来月の依頼を引き受ける前に、今週の埋まり方を来月へ写すという手順をひとつ挟みます。予定表で今週に実際に入っていた時間を数え、同じ量を来月の同じ曜日にいったん置きます。そのうえで残った空きだけを見て、引き受けるかどうかを決めます。先の週が白いままの画面で返事をしないための、置き換えの作業です。予定を減らす技ではなく、空きの数え方を変えるだけの技です。

なぜ効くのか

先の予定はまだ何も入っていないので、画面の上ではどうしても空いて見えます。実験で見えているのは将来の時間はお金より余ると見込まれやすいというずれで、そのために先の約束を安請け合いしやすくなると説明されています。今週の実績を写すのは、その見込みを手元にある実測で置き換える操作です。かかった時間を記録するが続いていると、写す材料が増えます。

やり方

月に一度、15分ほどで見直します。まず直近2週間の予定表を開き、実際に埋まっていた時間を曜日ごとに数えます。次に同じ量を先の月へ置き、残りを空きとして数えます。引き受けの返事は、その空きの中だけで決めます。見込みを何割増しにするといった補正はここでは足しません。ずれの直し方は測られていないので、実測を写す以上のことはしないほうが正直です。

はまりどころ

確かめられているのは見込みのずれがあるところまでで、写す作業に効き目があるかは分かっていません。先の予定を減らせば片づくとも限らず、今の埋まり方そのものが多すぎるなら掛け持ちを減らすの出番です。断ることが難しい立場では、この手順は空回りします。一件ごとの読みの粗さは似た仕事の実績から見積るで別に直します。安請け合いを意志の弱さとして読まないほうが、次の手が見えます。

確かめられ方

Zauberman と Lynch 2005 の一連の実験では、将来はお金よりも時間のほうが余ると見込まれやすく、そのために先の予定を安請け合いしやすいという結果が出ています。示されたのは見込みのずれの存在までで、材料は仮に置いた場面についての見込みです。
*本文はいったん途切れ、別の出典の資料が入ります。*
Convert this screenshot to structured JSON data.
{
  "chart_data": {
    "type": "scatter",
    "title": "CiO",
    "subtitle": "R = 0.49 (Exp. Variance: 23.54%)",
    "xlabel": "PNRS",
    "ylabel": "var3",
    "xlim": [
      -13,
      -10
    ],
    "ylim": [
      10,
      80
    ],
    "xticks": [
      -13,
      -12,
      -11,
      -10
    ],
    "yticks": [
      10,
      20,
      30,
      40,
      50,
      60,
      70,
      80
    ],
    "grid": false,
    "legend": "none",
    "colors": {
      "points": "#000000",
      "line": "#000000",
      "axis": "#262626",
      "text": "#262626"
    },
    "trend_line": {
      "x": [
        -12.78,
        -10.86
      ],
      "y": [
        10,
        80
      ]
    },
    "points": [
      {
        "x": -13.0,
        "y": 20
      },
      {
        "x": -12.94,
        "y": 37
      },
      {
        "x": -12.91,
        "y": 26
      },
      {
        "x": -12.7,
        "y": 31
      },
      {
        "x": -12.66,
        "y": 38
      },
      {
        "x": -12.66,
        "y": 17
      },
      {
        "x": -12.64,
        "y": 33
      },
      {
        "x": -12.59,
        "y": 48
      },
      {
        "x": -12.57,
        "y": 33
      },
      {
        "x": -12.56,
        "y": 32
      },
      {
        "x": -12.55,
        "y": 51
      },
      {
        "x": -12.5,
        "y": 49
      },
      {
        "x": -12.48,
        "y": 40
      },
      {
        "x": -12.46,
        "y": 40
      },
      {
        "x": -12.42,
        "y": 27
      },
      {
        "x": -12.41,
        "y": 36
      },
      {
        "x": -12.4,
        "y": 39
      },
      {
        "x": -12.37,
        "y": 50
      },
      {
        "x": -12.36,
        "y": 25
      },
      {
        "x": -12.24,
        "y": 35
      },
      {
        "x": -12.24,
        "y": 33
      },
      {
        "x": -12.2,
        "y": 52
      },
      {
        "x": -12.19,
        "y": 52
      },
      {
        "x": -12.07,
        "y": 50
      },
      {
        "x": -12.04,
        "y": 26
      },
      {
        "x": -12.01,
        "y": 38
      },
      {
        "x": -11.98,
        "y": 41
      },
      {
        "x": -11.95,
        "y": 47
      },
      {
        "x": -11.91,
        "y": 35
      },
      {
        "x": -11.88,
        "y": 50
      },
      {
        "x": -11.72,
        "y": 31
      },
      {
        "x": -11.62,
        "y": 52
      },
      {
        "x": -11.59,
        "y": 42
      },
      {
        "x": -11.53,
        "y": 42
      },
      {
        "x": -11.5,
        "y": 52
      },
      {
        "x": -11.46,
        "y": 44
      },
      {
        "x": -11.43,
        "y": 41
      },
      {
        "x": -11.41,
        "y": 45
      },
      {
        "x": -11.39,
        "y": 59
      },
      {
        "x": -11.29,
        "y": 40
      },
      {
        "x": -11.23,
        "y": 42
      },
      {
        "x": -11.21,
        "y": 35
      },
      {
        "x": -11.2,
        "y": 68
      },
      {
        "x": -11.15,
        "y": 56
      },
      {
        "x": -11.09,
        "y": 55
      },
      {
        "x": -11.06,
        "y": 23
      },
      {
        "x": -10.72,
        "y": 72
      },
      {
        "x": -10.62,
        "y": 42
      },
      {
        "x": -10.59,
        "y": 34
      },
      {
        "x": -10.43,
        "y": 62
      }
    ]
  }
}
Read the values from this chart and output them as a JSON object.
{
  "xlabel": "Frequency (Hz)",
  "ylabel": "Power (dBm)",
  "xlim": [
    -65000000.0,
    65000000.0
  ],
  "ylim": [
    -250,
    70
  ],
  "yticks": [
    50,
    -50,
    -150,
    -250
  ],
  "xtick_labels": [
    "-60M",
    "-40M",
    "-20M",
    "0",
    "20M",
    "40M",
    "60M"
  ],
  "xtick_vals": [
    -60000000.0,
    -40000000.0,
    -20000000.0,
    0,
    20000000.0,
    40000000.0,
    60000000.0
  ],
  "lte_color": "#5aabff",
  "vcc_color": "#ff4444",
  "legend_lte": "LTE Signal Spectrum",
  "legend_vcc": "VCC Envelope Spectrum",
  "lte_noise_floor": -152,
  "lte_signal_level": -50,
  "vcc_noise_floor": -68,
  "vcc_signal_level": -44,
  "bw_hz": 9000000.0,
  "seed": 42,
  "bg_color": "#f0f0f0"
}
ずれを直す手立てを対照群と比べた検証は見つかりませんので、手順の側は理屈の話にとどまります。

解説動画: なぜ人は、忙しい日ほど捗り、暇な日ほど何もできないのか【行動経済学×認知心理学】/思索中毒

暇な日の空振り: 動画は、忙しい日ほど片づき、空いた日ほど何も残らないという食い違いから入ります。予定の詰まった日は30分の隙間で面倒な用を終えられたのに、まる一日空いた日は気づけば夕方で手つかず。同じ週の同じ人なのだから、意志の強さが日替わりで十倍も変わるとは考えにくいと述べます。

空白そのものが重い: 1930年代、工場が閉じて時間だけが増えた村の調査では、無料の図書館の貸し出しが半分近くまで減り、通りを歩く速さも落ちていました。何もない部屋で15分考えるだけの実験でも、男性の3人に2人が、避けたいと答えていたはずの電気刺激を自分に流しました。空白はそれ自体がこたえるものだと述べます。
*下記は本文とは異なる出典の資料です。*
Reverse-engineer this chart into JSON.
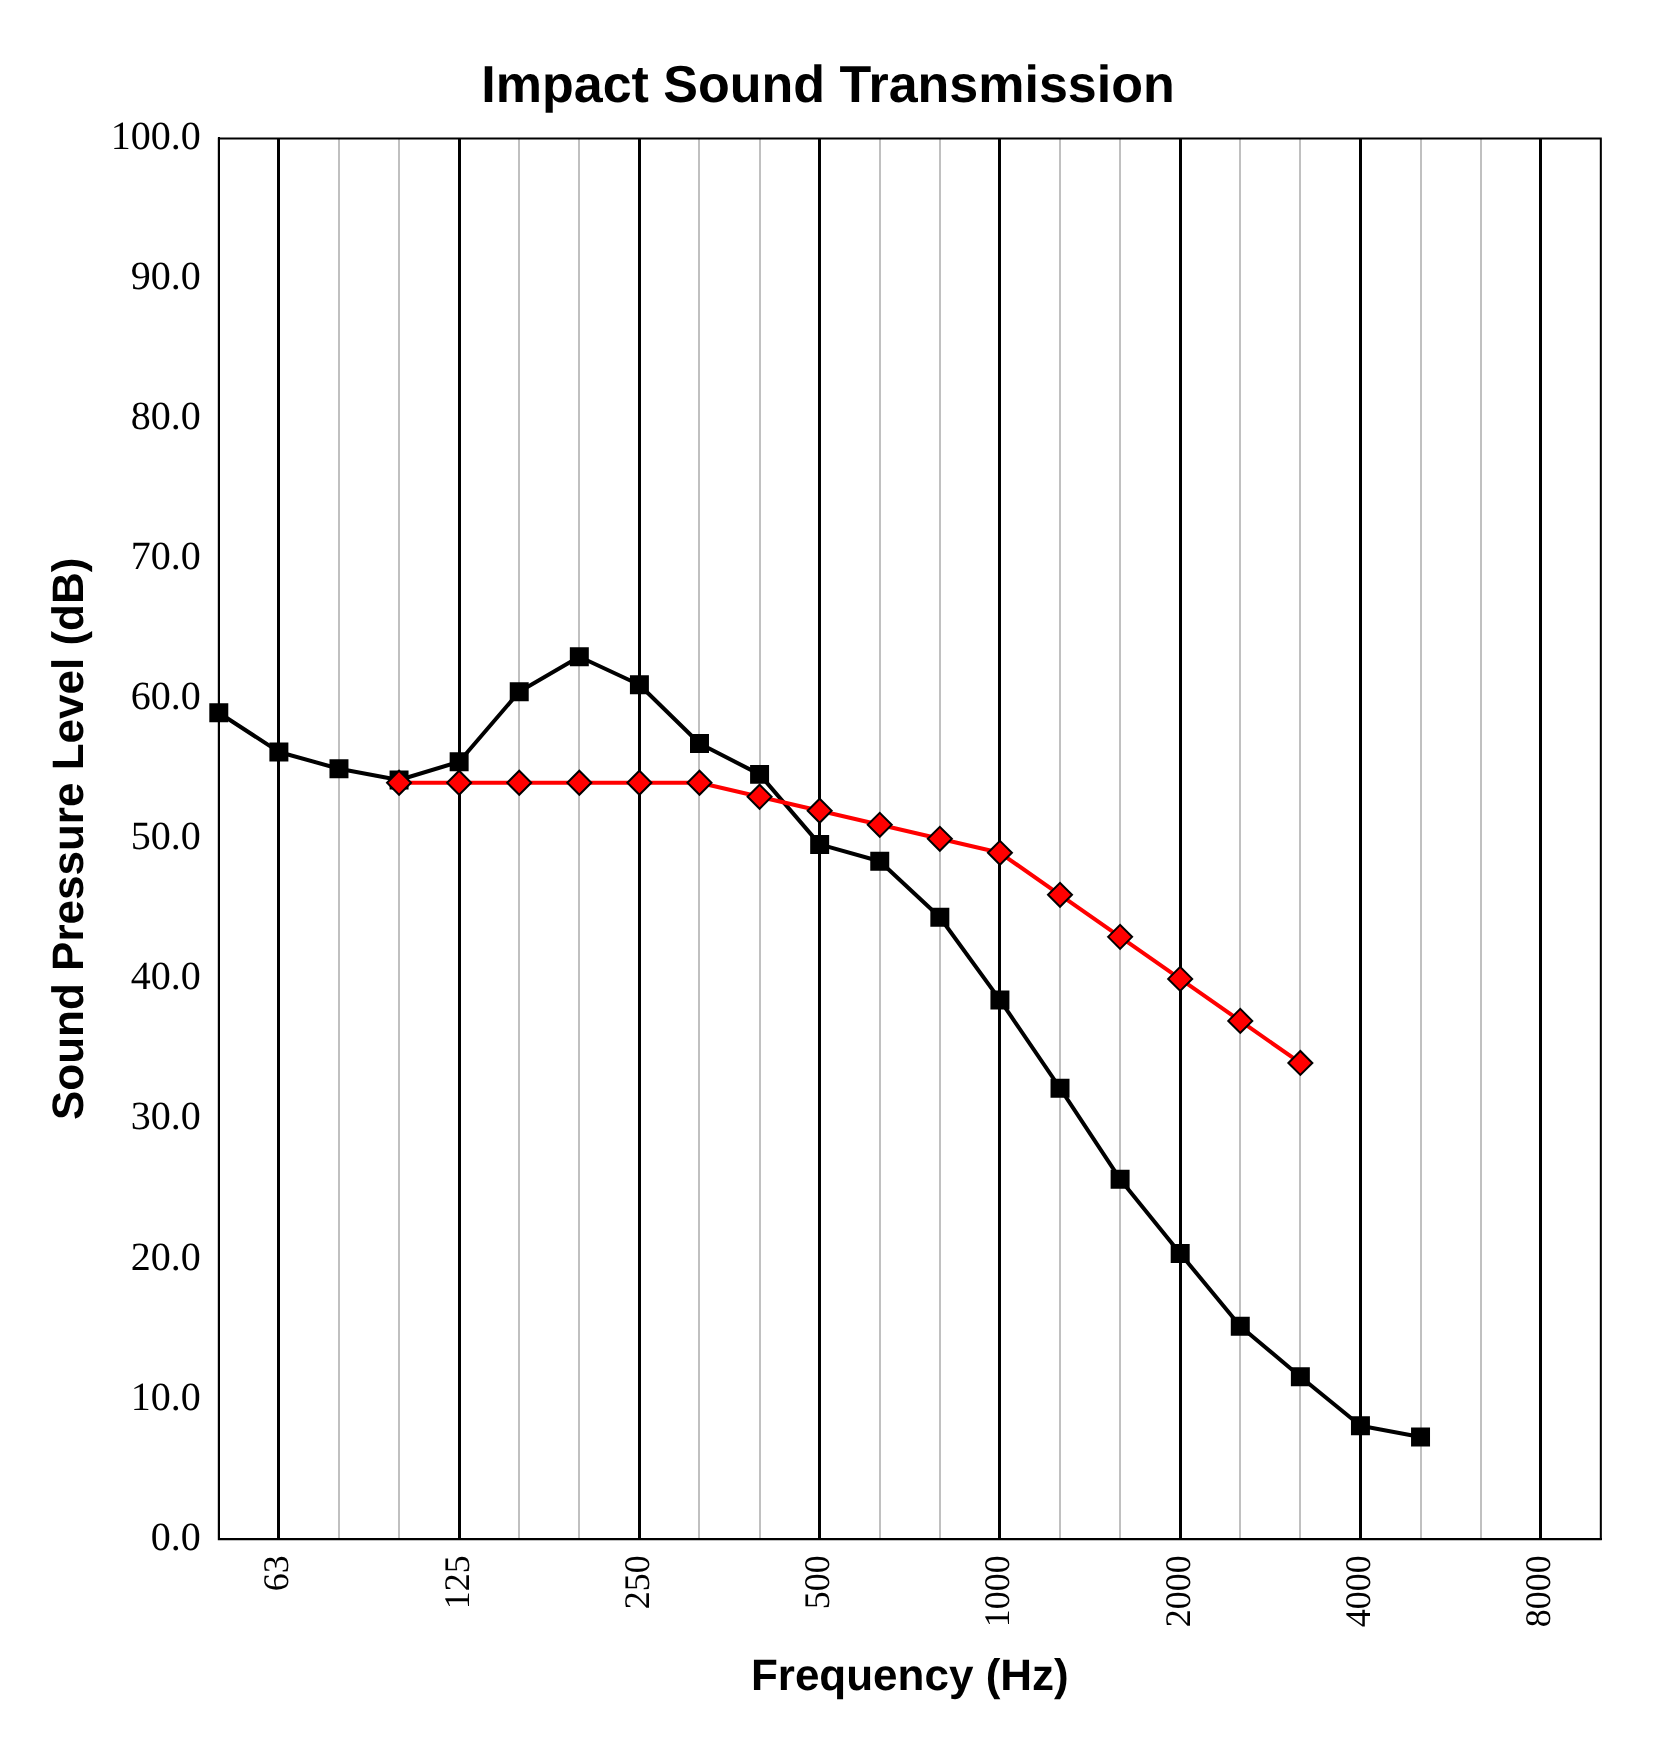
{
  "chart_data": {
    "type": "line",
    "title": "Impact Sound Transmission",
    "xlabel": "Frequency (Hz)",
    "ylabel": "Sound Pressure Level (dB)",
    "categories": [
      null,
      "63",
      null,
      null,
      "125",
      null,
      null,
      "250",
      null,
      null,
      "500",
      null,
      null,
      "1000",
      null,
      null,
      "2000",
      null,
      null,
      "4000",
      null,
      null,
      "8000",
      null
    ],
    "series": [
      {
        "color": "#000000",
        "marker": "square",
        "values": [
          59,
          56.2,
          55,
          54.2,
          55.5,
          60.5,
          63,
          61,
          56.8,
          54.6,
          49.6,
          48.4,
          44.4,
          38.5,
          32.2,
          25.7,
          20.4,
          15.2,
          11.6,
          8.1,
          7.3,
          null,
          null,
          null
        ]
      },
      {
        "color": "#ff0000",
        "marker": "diamond",
        "values": [
          null,
          null,
          null,
          54,
          54,
          54,
          54,
          54,
          54,
          53,
          52,
          51,
          50,
          49,
          46,
          43,
          40,
          37,
          34,
          null,
          null,
          null,
          null,
          null
        ]
      }
    ],
    "ylim": [
      0,
      100
    ],
    "yticks": [
      {
        "value": 0,
        "label": "0.0"
      },
      {
        "value": 10,
        "label": "10.0"
      },
      {
        "value": 20,
        "label": "20.0"
      },
      {
        "value": 30,
        "label": "30.0"
      },
      {
        "value": 40,
        "label": "40.0"
      },
      {
        "value": 50,
        "label": "50.0"
      },
      {
        "value": 60,
        "label": "60.0"
      },
      {
        "value": 70,
        "label": "70.0"
      },
      {
        "value": 80,
        "label": "80.0"
      },
      {
        "value": 90,
        "label": "90.0"
      },
      {
        "value": 100,
        "label": "100.0"
      }
    ],
    "grid": "x",
    "legend": false,
    "line_style": "solid"
  }
}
先の時間の見え方: 卒業論文にあと何日かを尋ねた1994年の調査では、見込みが平均33.9日、実際は55.5日で、最悪の場合として出させた日数さえ平均で超えました。2005年の実験群はさらに、来月お金が増えるとは思わないのに、時間だけは増えると思ってしまうずれを示したと述べます。

始めた分だけ残る: ベルリンの大学での実験では、途中で止めさせた課題は最後までやり終えた課題より2倍ほどよく思い出されました。動画はここから、始めた仕事は頭の中で自分を主張し続けるのに対し、始めていない用事は黙ったままだと言います。だからいつでもできることほど始まらないまま残ります。

白いまま眺めない: 締切の実験では、自分で締切を刻む側に回って罰まで引き受けた人たちが、最後にまとめて出す自由な組を上回りました。そこで動画は、次に来る空白の日へ動かせない用事を一つだけ先に置くよう勧めます。空白を全部埋めろという話ではないとも断り、休みや退屈にも要る時間だと結びます。